Впоследствии Ромка рассказывал мне о том, что́ пережил в то время. Пострадавший человек! Ромка перестал напевать песню, радоваться тому, что забрался высоко в небеса. В самом деле, если штаб идет даже на то, что временно снимает вертолет с поиска, значит, дело серьезное, значит, пострадавшему человеку очень худо и, возможно, дело касается его жизни и смерти.

Ромка ни разу не бывал у геологов и, как мне казалось, даже радовался тому, что ему не выпадает случая отправиться к ним. Тем более, что дружину геологов Туманский закрепил за мной. Поэтому Ромка знал о людях геологической партии лишь по моим рассказам да по рассказам Грача. И вообще у меня сложилось впечатление, что эти рассказы его не очень волнуют.

На самом же деле все обстояло далеко не так. Но об этом я узнал значительно позже.

Ромка с нетерпением поглядывал на пилота, продолжавшего спокойно улыбаться, и на штурмана, словно притянутого магнитом к своей карте, и на стрелки приборов, которые дрожали все так же мерно и уверенно и для которых, казалось, каждое деление шкалы дается с громадным усилием. Ромка злился на вертолет, обзывал его тихоходом и черепахой, хотя совсем недавно восхищался трудолюбием этой неприхотливой машины, способной опуститься чуть ли не на крышу кибитки.

Солнце уже катилось к закату, время от времени его сильные лучи врывались в кабину вертолета, воспламеняли стекла приборов и металлические части управления, метались по штурманской карте, еще более сияющим делали неунывающее лицо пилота. Но Ромку теперь бесило и солнце, и трескотня мотора, и даже подчеркнутая невозмутимость штурмана. Казалось, все это мешало поспеть в лагерь геологов вовремя, спасти попавшего в беду человека.

К тому времени, о котором идет речь, временный лагерь геологов перекочевал в высокогорный район. Собственно говоря, если взять карту и соединить линейкой заставу и лагерь, то получалось, как говорится, всего ничего. Но добираться туда было нелегко, и мог выручить только вертолет.

В душе у Ромки кипело и бурлило, но все же он не переставал с профессиональной зоркостью вести наблюдение за всем, что проплывало далеко внизу, в узорчатых складках Голубых гор.

Оказалось, что он вел наблюдение не напрасно. Вертолет пролетал над лесом, укрывшим пологие склоны хребта, когда Ромка на одной из крохотных полянок заметил человека в коричневой куртке. Заслышав стрекотание вертолета, человек поспешно и, как показалось Ромке, трусливо скрылся в густой чаще. Спрашивается, если у человека чиста совесть, зачем ему прятаться от вертолета? Напротив, он даже из простого любопытства будет наблюдать за ним, задрав голову кверху.

Позже Ромка признался мне, что в тот миг в его душе столкнулись два чувства. Может быть, продолжать полет?
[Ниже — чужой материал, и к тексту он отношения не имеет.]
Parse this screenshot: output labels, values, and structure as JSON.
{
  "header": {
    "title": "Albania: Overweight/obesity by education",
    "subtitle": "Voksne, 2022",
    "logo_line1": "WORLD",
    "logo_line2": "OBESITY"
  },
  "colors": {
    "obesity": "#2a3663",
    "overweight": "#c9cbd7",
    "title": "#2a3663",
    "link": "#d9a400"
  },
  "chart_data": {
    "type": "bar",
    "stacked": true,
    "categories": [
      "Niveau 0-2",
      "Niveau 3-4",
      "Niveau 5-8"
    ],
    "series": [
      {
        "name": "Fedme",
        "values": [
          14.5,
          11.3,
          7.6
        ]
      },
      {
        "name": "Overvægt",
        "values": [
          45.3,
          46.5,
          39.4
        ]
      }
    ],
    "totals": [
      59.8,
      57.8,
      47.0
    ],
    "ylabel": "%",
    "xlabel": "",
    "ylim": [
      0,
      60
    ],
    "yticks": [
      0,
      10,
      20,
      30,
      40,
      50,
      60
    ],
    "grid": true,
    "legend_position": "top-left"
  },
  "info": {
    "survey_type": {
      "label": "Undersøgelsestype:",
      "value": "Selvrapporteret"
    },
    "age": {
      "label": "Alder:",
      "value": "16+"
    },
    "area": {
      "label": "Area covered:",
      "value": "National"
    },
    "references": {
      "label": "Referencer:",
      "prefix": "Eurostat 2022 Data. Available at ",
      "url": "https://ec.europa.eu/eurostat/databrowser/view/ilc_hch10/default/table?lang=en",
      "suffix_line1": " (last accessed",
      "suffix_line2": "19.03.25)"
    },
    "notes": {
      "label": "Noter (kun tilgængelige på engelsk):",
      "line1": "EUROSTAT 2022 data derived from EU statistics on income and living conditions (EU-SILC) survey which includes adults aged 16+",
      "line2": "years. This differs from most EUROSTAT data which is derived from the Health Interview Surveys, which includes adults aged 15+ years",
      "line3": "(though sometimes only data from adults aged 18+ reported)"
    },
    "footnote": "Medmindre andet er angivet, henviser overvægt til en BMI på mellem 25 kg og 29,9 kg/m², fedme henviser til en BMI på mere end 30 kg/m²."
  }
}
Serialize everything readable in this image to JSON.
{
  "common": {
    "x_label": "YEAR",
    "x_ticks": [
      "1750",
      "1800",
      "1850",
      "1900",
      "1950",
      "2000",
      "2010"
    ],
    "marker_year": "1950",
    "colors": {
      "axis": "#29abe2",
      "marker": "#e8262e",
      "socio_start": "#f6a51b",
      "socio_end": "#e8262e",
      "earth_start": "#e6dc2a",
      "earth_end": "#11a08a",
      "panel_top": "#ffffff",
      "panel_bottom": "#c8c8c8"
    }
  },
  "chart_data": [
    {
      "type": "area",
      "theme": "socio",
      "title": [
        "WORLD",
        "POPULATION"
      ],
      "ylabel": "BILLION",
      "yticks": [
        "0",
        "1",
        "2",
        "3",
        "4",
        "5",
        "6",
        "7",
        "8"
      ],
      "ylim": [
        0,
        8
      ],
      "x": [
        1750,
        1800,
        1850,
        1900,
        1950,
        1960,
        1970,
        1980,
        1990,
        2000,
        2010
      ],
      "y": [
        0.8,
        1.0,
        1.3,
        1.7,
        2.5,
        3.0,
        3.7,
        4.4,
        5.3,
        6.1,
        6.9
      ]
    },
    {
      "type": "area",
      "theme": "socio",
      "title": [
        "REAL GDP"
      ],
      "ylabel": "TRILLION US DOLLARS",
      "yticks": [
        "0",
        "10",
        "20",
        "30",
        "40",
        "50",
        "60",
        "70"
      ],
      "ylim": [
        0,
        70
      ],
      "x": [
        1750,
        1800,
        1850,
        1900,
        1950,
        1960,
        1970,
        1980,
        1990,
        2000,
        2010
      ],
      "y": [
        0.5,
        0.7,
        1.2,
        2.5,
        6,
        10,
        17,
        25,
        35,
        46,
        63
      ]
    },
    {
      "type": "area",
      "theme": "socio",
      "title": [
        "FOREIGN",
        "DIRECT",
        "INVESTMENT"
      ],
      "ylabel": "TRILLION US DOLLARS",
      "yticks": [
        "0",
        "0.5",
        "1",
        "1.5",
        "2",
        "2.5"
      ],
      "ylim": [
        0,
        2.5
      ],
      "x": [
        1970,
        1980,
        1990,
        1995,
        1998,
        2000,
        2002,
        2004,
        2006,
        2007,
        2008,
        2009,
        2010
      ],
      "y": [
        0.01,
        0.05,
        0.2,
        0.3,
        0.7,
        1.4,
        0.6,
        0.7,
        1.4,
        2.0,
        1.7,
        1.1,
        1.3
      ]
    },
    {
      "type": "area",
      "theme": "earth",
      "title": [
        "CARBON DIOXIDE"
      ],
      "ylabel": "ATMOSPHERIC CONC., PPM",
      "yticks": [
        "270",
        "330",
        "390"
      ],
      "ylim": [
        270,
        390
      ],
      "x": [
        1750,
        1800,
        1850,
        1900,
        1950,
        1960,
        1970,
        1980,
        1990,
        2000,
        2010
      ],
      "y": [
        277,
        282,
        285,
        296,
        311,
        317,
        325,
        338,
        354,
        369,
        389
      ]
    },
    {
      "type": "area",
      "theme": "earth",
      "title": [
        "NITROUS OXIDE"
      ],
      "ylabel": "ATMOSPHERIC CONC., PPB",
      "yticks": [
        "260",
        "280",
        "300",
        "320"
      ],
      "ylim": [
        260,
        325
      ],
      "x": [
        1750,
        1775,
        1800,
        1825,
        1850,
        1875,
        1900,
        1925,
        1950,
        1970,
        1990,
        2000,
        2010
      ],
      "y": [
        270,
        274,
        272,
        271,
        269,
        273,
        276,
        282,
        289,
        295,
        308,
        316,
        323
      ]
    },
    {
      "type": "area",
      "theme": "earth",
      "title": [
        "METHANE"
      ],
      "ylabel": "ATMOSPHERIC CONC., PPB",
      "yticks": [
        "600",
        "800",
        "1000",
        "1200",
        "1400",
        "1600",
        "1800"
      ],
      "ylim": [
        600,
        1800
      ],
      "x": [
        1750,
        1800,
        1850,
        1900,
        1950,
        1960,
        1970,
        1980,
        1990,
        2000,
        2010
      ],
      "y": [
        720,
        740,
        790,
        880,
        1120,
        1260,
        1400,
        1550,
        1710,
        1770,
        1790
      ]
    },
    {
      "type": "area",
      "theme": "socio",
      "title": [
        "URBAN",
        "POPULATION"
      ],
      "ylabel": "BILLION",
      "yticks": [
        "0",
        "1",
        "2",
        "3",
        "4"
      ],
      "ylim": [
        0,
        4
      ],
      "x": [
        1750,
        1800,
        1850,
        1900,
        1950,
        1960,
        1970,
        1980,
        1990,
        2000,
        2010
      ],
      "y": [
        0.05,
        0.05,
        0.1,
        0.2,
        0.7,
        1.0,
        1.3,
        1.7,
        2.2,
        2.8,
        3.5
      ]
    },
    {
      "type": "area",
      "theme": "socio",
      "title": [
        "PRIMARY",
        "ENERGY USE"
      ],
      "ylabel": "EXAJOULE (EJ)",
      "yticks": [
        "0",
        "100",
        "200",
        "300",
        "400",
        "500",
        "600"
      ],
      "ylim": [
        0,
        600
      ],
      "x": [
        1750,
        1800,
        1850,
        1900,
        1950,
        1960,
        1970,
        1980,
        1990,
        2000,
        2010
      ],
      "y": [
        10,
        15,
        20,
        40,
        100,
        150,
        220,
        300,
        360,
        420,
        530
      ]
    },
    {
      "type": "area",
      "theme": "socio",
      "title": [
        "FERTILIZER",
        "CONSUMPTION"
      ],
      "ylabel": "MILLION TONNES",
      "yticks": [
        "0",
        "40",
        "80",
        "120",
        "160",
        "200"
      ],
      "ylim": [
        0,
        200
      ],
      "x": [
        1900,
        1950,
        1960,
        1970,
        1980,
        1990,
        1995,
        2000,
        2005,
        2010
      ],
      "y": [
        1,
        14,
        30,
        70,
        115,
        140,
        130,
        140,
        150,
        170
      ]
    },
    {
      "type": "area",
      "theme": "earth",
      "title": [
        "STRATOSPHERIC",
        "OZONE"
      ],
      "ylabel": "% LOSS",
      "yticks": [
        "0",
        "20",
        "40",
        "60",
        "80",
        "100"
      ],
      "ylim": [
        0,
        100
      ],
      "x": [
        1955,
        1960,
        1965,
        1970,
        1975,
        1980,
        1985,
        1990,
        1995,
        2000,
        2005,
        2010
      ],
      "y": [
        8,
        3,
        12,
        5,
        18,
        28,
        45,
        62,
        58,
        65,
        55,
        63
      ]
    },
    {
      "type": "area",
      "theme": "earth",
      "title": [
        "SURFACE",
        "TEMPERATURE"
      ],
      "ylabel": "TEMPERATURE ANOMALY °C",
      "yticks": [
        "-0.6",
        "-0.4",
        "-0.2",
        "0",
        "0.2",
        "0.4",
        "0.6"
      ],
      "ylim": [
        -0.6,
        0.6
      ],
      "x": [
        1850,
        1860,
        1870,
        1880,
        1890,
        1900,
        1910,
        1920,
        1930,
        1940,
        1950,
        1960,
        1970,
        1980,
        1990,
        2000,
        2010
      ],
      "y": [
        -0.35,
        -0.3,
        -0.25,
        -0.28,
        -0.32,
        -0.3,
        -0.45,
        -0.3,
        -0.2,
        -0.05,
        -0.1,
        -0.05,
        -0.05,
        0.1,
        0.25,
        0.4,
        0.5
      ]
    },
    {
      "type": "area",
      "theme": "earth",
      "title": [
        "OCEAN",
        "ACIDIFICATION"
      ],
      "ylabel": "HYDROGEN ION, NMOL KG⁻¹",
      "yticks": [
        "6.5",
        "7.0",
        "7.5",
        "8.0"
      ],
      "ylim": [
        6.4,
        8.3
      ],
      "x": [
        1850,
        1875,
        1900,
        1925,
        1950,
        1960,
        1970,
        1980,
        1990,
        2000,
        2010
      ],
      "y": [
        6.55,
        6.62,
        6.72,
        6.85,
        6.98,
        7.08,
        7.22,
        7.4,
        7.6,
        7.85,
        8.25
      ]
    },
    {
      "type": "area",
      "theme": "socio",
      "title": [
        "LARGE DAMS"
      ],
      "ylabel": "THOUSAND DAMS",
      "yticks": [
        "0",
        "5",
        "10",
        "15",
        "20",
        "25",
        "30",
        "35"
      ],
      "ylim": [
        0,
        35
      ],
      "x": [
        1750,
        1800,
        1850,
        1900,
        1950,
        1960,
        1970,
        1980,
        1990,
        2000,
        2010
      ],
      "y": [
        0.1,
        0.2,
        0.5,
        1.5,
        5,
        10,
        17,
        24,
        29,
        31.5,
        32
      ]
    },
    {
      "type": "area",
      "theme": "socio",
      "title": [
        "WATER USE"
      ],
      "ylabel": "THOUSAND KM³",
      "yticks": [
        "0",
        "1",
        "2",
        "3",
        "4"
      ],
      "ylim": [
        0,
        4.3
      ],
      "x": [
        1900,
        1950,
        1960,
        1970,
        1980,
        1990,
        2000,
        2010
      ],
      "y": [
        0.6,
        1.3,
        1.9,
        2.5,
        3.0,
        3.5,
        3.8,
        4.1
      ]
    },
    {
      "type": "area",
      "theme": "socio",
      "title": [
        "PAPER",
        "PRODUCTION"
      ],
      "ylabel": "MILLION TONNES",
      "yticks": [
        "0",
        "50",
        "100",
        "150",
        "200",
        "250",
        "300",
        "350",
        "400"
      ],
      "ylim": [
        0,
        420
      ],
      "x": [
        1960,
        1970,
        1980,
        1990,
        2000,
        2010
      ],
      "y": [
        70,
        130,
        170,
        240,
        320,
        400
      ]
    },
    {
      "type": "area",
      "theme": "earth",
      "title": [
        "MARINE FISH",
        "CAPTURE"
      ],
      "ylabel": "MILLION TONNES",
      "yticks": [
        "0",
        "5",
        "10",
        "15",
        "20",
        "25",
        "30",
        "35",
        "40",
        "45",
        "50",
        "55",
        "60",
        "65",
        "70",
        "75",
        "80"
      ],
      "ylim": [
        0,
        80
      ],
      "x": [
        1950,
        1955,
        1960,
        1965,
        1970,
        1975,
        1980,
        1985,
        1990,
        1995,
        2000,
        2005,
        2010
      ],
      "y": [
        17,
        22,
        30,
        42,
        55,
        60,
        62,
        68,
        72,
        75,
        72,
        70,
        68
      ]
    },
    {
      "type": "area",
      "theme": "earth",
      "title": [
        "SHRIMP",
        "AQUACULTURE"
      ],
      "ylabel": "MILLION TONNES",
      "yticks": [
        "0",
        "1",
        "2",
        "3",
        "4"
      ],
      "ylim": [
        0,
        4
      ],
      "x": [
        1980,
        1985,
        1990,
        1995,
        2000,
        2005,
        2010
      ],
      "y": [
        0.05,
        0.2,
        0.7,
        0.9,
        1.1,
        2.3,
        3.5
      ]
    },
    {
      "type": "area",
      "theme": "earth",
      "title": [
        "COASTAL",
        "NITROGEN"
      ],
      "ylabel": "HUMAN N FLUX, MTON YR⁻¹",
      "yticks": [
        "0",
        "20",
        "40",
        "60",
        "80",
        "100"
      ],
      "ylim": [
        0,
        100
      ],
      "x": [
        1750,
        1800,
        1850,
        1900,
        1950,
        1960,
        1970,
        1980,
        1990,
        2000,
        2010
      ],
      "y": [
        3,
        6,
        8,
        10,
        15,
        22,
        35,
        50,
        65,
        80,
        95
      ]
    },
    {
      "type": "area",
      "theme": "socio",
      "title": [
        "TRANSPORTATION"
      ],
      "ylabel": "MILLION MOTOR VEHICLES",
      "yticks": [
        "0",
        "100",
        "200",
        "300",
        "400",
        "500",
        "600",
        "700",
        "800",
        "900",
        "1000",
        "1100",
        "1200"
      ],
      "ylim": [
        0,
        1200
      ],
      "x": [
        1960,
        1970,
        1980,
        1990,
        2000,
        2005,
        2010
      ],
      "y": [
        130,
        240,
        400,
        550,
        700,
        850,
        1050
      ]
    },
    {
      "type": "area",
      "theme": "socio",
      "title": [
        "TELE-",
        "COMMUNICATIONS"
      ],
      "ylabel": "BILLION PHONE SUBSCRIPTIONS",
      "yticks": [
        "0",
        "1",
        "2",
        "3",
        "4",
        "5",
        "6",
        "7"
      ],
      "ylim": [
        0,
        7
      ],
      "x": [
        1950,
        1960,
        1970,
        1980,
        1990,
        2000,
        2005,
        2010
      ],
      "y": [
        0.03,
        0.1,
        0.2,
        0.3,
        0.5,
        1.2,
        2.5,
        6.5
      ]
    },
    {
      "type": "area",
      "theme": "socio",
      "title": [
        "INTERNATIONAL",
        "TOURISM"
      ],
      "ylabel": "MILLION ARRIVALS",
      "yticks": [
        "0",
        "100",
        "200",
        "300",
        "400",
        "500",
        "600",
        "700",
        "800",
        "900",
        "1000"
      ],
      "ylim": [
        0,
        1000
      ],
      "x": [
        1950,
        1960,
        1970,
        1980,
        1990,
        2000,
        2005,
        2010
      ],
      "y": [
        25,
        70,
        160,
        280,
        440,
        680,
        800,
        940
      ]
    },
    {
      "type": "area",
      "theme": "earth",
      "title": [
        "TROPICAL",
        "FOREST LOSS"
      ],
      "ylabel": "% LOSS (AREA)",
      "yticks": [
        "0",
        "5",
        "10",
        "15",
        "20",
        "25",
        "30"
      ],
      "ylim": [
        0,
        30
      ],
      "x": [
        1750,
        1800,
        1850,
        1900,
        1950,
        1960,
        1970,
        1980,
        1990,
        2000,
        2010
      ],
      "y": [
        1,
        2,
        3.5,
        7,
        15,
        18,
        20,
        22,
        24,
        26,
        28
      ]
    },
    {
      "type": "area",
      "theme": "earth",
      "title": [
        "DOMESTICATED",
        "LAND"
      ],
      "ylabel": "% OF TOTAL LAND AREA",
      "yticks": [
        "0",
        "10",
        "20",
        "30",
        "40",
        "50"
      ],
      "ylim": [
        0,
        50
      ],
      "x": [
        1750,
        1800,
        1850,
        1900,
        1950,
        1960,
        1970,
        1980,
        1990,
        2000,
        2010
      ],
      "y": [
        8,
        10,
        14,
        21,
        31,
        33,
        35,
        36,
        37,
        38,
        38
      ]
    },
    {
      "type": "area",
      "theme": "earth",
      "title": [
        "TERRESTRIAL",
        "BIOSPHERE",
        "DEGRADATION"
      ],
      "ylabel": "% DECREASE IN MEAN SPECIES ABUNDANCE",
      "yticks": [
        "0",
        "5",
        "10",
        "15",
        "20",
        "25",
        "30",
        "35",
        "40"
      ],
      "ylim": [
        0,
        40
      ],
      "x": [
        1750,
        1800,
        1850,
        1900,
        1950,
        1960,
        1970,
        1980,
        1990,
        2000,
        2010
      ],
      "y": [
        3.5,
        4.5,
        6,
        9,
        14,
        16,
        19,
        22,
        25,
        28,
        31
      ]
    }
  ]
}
Может быть, там, внизу, на полянке, никого и не было? Может быть, просто показалось? Продолжать полет – значит, больше гарантии, что они вовремя придут на помощь пострадавшему человеку. Тем более, что есть приказ. Тем более, что, возможно, пострадавшим человеком был человек, которого Ромка…

Впрочем, все по порядку. Продолжать полет! – говорил себе Ромка. А если тот, на крохотной полянке, – нарушитель? Нет, он, Ромка, не может обмануть самого себя, не может сделать вид, будто ничего не произошло. Потому что не существует ничего выше, чем чувство долга. Надо идти на посадку. Надо проверить. Пусть они немного задержатся – зато будет выполнено то, ради чего они служат на границе.

Все это росчерком молнии пронеслось в Ромкиной голове. Два чувства, совершенно противоположные, непримиримые чувства, исключающие друг друга, еще боролись между собой, а Ромка уже сообщил пилоту и о своих подозрениях, и о своем решении, и пилот уже вел вертолет на посадку. И вот уже злая струя воздуха, отбрасываемая несущими лопастями, рвет траву, раздвигает кустарник.

Вертолет выбрал себе удобную поляну, неторопливо сел, слегка клюнув носом. Еще не смолк двигатель, еще лопасти продолжали со свистом вращаться, а Ромка уже выскочил из кабины и устремился к пожилому бородатому человеку в коричневой куртке.

Человек не стремился удрать. Он приветливо улыбнулся и протянул Ромке руки.

Это был местный лесник, активный дружинник.